When dealing with continuous charge distributions—such as charged lines, rings, or discs—the total electric force cannot be found by simply applying Coulomb's Law to point charges. Instead, the distribution is divided into infinitesimally small charge elements dQ. Each element exerts a small force dF on the test charge, and the total force is the vector sum (integral) of all these infinitesimal forces:
\[\mathbf{F} = k Q \int \frac{dQ}{R^2} \hat{\mathbf{R}}\]
This integral accounts for the contributions of all charge elements, considering both magnitude and direction, and often requires symmetry and calculus techniques to solve.

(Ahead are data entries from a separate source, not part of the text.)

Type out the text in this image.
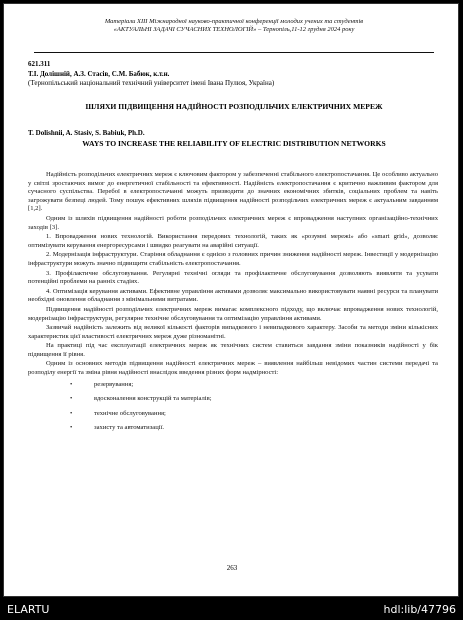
Матеріали XIII Міжнародної науково-практичної конференції молодих учених та студентів
«АКТУАЛЬНІ ЗАДАЧІ СУЧАСНИХ ТЕХНОЛОГІЙ» – Тернопіль,11-12 грудня 2024 року
621.311
Т.І. Долішній, А.З. Стасів, С.М. Бабюк, к.т.н.
(Тернопільський національний технічний університет імені Івана Пулюя, Україна)
ШЛЯХИ ПІДВИЩЕННЯ НАДІЙНОСТІ РОЗПОДІЛЬЧИХ ЕЛЕКТРИЧНИХ МЕРЕЖ
T. Dolishnii, A. Stasiv, S. Babiuk, Ph.D.
WAYS TO INCREASE THE RELIABILITY OF ELECTRIC DISTRIBUTION NETWORKS

Надійність розподільчих електричних мереж є ключовим фактором у забезпеченні стабільного електропостачання. Це особливо актуально у світлі зростаючих вимог до енергетичної стабільності та ефективності. Надійність електропостачання є критично важливим фактором для сучасного суспільства. Перебої в електропостачанні можуть призводити до значних економічних збитків, соціальних проблем та навіть загрожувати безпеці людей. Тому пошук ефективних шляхів підвищення надійності розподільчих електричних мереж є актуальним завданням [1,2].

Одним із шляхів підвищення надійності роботи розподільчих електричних мереж є впровадження наступних організаційно-технічних заходів [3].

1. Впровадження нових технологій. Використання передових технологій, таких як «розумні мережі» або «smart grid», дозволяє оптимізувати керування енергоресурсами і швидко реагувати на аварійні ситуації.

2. Модернізація інфраструктури. Старіння обладнання є однією з головних причин зниження надійності мереж. Інвестиції у модернізацію інфраструктури можуть значно підвищити стабільність електропостачання.

3. Профілактичне обслуговування. Регулярні технічні огляди та профілактичне обслуговування дозволяють виявляти та усувати потенційні проблеми на ранніх стадіях.

4. Оптимізація керування активами. Ефективне управління активами дозволяє максимально використовувати наявні ресурси та планувати необхідні оновлення обладнання з мінімальними витратами.

Підвищення надійності розподільчих електричних мереж вимагає комплексного підходу, що включає впровадження нових технологій, модернізацію інфраструктури, регулярне технічне обслуговування та оптимізацію управління активами.

Зазвичай надійність залежить від великої кількості факторів випадкового і невипадкового характеру. Засоби та методи зміни кількісних характеристик цієї властивості електричних мереж дуже різноманітні.

На практиці під час експлуатації електричних мереж як технічних систем ставиться завдання зміни показників надійності у бік підвищення її рівня.

Одним із основних методів підвищення надійності електричних мереж – виявлення найбільш невідомих частин системи передачі та розподілу енергії та зміна рівня надійності внаслідок введення різних форм надмірності:

•	резервування;
•	вдосконалення конструкцій та матеріалів;
•	технічне обслуговування;
•	захисту та автоматизації.
263
ELARTU	hdl:lib/47796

For example, consider calculating the electric force on a 1 Coulomb charge due to another charge located at a position vector R. If the vector from the source charge to the test charge is:
\[\mathbf{R} = -2 \hat{i} - 5 \hat{j} \quad \text{(meters)}\]
The magnitude of this vector is found using the Pythagorean theorem:
\[R = \sqrt{(-2)^2 + (-5)^2} = \sqrt{4 + 25} = 5.39 \, \text{m}\]
Plugging these values into the vector form of Coulomb's Law:
\[\mathbf{F} = k \frac{Q_1 Q_2}{R^3} \mathbf{R} = (8.99 \times 10^9) \frac{(2)(1)}{(5.39)^3} (-2 \hat{i} - 5 \hat{j})\]
Calculating this yields the force vector:
\[\mathbf{F} = -2.3 \times 10^8 \hat{i} - 5.74 \times 10^8 \hat{j} \quad \text{Newtons}\]
This result shows the force's magnitude and direction, pointing left and downward, consistent with the attractive force between opposite charges. The negative signs in the vector components indicate direction, so the negative charge's effect is already incorporated in the vector's orientation, eliminating the need to include a separate negative sign in the scalar charges.
Understanding the vector form of Coulomb's Law and the use of calculus for continuous charge distributions is essential for accurately analyzing electric forces in complex systems. Mastery of these concepts enables solving advanced physics problems involving electric fields and forces in multiple dimensions.